Podobna sytuacja panuje w Turkmenistanie. Na łamach państwowej gazety „Altyn Asyr” próżno szukać wzmianek o epidemii, ale władze wprowadziły daleko idące ograniczenia. Zamknięto restauracje i obiekty rozrywki. Niektóre firmy państwowe wysłały pracowników na bezpłatne urlopy. W poniedziałek rozgrywki wstrzymała piłkarska Ýokary Liga, która rozpoczęła sezon raptem dwa tygodnie wcześniej. Władze milcząco cofnęły zakaz zakładania maseczek w miejscach publicznych.
Ograniczono możliwość podróżowania i zamknięto stolicę przed przybyszami z prowincji. Według portalu TurkmenNews, samoloty lecące do niej lądują w odległym o 470 km Türkmenabacie. Podróżnym mierzy się temperaturę, a w przypadku gorączki wysyła na kwarantannę. Jak podaje państwowa agencja Türkmenaragatnaşyk, prezydent nakazał przejście gazet do internetu. „Wirusy mogą być przekazywane także za pośrednictwem papieru” – czytamy w omówieniu słów Gurbangulego Berdimuhamedowa.
To jedna z raptem dwóch depesz agencji, w której słowo „koronawirus” pojawia się w turkmeńskim kontekście. Propaganda unika jakichkolwiek odniesień do SARS-CoV-2. Berdimuhamedow radził za to sięgnięcie po środki medycyny ludowej służące „profilaktyce różnych chorób zakaźnych”. Jak podaje rozgłośnia Azatlyk, Turkmeni rzucili się na poganka rutowatego, uznawanego w Polsce za środek odurzający, którego w Turkmenistanie suszy się i spala, okadzając dymem pomieszczenia. Cena zioła zwanego ýüzärlik skoczyła ośmiokrotnie.
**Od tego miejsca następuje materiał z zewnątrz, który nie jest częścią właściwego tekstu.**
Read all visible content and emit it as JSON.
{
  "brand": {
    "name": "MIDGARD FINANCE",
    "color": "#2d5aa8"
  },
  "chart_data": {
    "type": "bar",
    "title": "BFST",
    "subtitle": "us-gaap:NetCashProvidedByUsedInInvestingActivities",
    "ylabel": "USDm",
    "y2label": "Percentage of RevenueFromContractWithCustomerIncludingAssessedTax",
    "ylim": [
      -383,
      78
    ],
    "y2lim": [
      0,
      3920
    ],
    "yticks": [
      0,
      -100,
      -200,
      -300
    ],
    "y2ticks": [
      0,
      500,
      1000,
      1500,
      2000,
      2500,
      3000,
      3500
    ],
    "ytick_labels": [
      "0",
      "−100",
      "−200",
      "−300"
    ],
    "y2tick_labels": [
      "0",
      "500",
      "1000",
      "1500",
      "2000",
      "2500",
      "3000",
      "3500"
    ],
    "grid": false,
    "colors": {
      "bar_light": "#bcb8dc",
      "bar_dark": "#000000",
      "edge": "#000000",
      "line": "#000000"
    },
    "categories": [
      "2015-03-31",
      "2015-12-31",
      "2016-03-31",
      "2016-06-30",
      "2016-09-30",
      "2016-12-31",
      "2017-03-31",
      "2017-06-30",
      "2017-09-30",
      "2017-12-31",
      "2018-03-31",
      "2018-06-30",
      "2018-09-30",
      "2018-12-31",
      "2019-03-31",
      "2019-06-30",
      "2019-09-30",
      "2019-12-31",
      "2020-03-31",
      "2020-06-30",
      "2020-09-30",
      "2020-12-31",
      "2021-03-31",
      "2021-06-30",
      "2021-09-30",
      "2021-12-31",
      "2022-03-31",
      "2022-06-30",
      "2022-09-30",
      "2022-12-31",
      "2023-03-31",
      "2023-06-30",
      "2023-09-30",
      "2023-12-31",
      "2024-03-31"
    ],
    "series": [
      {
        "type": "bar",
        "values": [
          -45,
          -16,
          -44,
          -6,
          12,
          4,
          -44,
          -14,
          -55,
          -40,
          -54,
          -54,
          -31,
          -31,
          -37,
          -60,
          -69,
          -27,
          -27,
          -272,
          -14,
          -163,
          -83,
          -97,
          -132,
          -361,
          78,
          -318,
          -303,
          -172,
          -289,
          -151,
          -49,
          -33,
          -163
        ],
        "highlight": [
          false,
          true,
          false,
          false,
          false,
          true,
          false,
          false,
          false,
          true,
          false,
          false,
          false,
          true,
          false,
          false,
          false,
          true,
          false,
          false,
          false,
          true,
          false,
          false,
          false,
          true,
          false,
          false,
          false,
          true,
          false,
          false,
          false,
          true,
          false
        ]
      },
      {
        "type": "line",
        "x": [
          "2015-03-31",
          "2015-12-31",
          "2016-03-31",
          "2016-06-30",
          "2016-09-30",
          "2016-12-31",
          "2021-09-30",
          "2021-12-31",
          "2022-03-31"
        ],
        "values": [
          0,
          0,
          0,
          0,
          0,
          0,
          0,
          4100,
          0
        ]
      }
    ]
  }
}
„Chroniki Turkmienistana” podają, że o połowę wzrosła cena baranich głów, z których zupa także ma chronić przed wirusem. Mieszkańcy opowiadają o wzroście cen. Na bazarach ma brakować jaj, mąki i oleju. We wtorek prezydent nakazał urzędnikom zadbać o zaopatrzenie ludności i przyspieszyć rozwój e-handlu. Niezależnie od oficjalnego dementi, źródła Azatlyku twierdzą, że kilka osób zachorowało w regionach graniczących z silnie dotkniętym epidemią Iranem.